Due date: Sunday 04/29/2012, 11:55pm.
The final programming project constitutes
35% of the grade (25% for programming, 10% for the project presentation). Students also have the option to choose their own topic, as long as
they have obtained the instructor's approval for the proposed topic by
April 9. The project presentations will take place in class,
Tuesday, May 1, and Thursday, May 3.
No extensions will be given, except for
well-documented medical (or otherwise serious) emergencies, in which
case extensions will be granted according strictly to UTA guidelines.
Implement a face detector that is trained using AdaBoost, combines information from skin color and rectangle filters, and utilizes the ideas of bootstrapping and classifier cascades. In particular, the following methods/concepts must be utilized in this face detector:
- AdaBoost: The face detector, or at least components of the face detector, must be trained using AdaBoost and rectangle filters.
- Skin detection: A skin detector must be used to improve the efficiency of face detection on color images.
- Bootstrapping: Bootstrapping is a method for improving the quality of the training set, by identifying and including more challenging examples. Bootstrapping is performed by iterating between 1). Training a face detector using the training set, and 2). Applying the face detector on additional data, and adding to the training set cases where the face detector makes mistakes.
- Classifier cascades: An AdaBoost-based detector was implemented in the code available online for this course. In that detector, the same strong classifier was applied to every single window of the image. A classifier cascade is a sequence of classifiers, where the first classifier is very fast but relatively inaccurate, and each subsequent classifier is slower but more accurate. For every classifier in the cascade (except for the final classifier), we need to choose a threshold that determines whether a window should be classified as nonface, or should be passed on to the next classifier in the cascade. That threshold should be chosen so that it causes as few mistakes as possible.

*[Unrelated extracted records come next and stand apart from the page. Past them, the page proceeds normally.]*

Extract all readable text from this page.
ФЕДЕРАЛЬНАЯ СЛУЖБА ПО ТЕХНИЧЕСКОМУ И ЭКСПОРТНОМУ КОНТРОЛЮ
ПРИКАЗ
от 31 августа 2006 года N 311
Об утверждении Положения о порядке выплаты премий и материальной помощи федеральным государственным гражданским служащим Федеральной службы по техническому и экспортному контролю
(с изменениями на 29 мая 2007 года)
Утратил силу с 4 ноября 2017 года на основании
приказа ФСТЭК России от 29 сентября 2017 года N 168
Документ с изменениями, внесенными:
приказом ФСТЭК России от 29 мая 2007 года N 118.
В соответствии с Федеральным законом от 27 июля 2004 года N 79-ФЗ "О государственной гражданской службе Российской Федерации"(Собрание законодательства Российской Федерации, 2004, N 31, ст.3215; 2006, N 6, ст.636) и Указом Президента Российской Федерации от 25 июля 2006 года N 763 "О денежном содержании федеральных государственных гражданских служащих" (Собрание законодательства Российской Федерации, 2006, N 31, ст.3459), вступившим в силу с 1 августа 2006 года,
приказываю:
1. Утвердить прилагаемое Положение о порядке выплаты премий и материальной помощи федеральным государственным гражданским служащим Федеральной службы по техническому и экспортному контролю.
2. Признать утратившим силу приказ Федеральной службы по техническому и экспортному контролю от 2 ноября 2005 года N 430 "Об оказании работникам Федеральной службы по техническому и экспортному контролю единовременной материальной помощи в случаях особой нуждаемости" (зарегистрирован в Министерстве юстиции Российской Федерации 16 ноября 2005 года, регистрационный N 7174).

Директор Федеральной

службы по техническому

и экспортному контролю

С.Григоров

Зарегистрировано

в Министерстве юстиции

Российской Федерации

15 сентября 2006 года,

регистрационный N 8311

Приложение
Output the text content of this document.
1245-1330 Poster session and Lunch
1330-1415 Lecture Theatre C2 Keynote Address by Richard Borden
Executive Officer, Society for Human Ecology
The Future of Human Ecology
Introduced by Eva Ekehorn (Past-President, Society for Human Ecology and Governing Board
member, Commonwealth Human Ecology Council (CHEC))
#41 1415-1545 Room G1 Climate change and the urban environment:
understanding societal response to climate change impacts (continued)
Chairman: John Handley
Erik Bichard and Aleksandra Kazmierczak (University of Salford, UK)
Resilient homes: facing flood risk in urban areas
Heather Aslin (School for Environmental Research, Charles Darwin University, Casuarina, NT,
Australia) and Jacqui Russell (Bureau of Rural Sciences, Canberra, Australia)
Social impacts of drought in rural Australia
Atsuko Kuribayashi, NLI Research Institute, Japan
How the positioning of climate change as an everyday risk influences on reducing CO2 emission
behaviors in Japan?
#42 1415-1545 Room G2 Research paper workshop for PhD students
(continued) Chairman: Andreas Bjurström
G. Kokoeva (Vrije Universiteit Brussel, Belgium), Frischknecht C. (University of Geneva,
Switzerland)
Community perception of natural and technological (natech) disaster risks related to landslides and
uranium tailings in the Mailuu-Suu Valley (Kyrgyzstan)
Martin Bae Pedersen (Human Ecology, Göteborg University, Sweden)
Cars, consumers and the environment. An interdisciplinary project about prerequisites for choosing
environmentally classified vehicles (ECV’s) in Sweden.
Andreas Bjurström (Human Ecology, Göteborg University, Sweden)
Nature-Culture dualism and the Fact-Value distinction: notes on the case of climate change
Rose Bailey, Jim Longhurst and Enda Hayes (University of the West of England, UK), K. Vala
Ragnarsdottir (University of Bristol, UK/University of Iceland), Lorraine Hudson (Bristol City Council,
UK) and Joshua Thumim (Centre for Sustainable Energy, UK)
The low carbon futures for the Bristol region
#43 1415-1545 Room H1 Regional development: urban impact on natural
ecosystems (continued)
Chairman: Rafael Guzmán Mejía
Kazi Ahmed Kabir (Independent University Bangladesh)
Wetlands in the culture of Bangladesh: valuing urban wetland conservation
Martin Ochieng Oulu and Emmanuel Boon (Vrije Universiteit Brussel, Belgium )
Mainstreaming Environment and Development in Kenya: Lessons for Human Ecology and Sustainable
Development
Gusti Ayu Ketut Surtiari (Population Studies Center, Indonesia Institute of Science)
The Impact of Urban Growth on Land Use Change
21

All the data that you need from this project can be downloaded from zipped file training_test_data.zip, which has size 47MB. You can access individual files from directory training_test_data, When you train your system, you can use windows from images in directory training_faces as positive examples. As negative examples, you can use windows from images in directory training_nonfaces. For bootstrapping, once you have trained a detector, you should apply it to all images in training_faces and training_nonfaces, identify windows where the detector makes mistakes, add those windows to the training set, and retrain.
As test data, you can use the images in directories test_cropped_faces, test_face_photos, and test_nonfaces. You are not allowed to use any of these test data for training.

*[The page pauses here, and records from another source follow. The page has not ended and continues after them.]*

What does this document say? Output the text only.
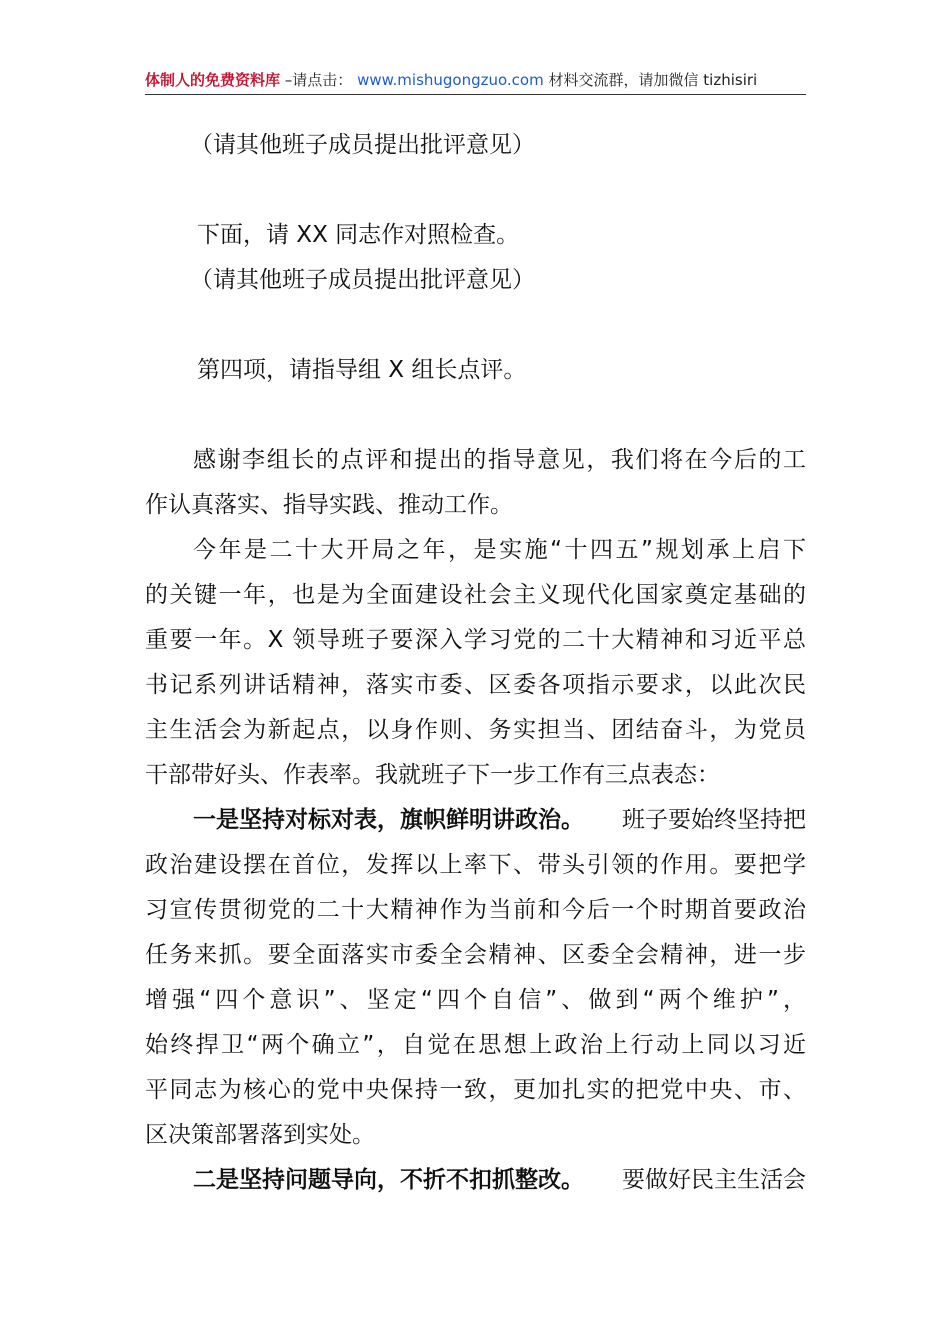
体制人的免费资料库 –请点击： www.mishugongzuo.com 材料交流群，请加微信 tizhisiri
（请其他班子成员提出批评意见）
下面，请 XX 同志作对照检查。
（请其他班子成员提出批评意见）
第四项，请指导组 X 组长点评。
感谢李组长的点评和提出的指导意见，我们将在今后的工
作认真落实、指导实践、推动工作。
今年是二十大开局之年，是实施“十四五”规划承上启下
的关键一年，也是为全面建设社会主义现代化国家奠定基础的
重要一年。X 领导班子要深入学习党的二十大精神和习近平总
书记系列讲话精神，落实市委、区委各项指示要求，以此次民
主生活会为新起点，以身作则、务实担当、团结奋斗，为党员
干部带好头、作表率。我就班子下一步工作有三点表态：
一是坚持对标对表，旗帜鲜明讲政治。 班子要始终坚持把
政治建设摆在首位，发挥以上率下、带头引领的作用。要把学
习宣传贯彻党的二十大精神作为当前和今后一个时期首要政治
任务来抓。要全面落实市委全会精神、区委全会精神，进一步
增强“四个意识”、坚定“四个自信”、做到“两个维护”，
始终捍卫“两个确立”，自觉在思想上政治上行动上同以习近
平同志为核心的党中央保持一致，更加扎实的把党中央、市、
区决策部署落到实处。
二是坚持问题导向，不折不扣抓整改。 要做好民主生活会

You should submit your project on Blackboard. You should submit all your code, and also whatever data was computed and saved by your training algorithm. Do not submit any training and test images, you can assume that we have the entire training_test_data directory on our computer.
Grading will be based on how well you applied knowledge that you obtained in this course in order to design a detector that is accurate and efficient. 25% of the project grade will be assigned to each of the four components of the system (AdaBoost, skin detection, bootstrapping, cascades).
In addition to correctness and quality of implementation, you will also be graded based on:
- the quality of the decisions and choices you make in building your system.
- the quality and information content of the experimental evaluation.
- the quality of the written project report (is it informative? does it allow duplicating the results? is it easy to read?)
In general, this project is intended to be a simulation of a project that you could be assigned when working in the real world. In such projects, much less is specified that in a typical homework assignment; the system designer needs to evaluate different choices at each step, and finally make choices that lead to a good product/system. Also, the system designer must be able to explain what was done, justify different choices, and describe clearly how well each component works. During this course you have learned a variety of different computer vision methods, and you have also encountered several different approaches for making system design choices and for justifying those choices. This is an opportunity to use what you have learned.
Students will need to present their project implementations, in a 7-10 minute presentation, for which slides should be prepared. The presentations should specify the main choices that were made in designing the system, and the accuracy/efficiency of the results that were obtained on the test data.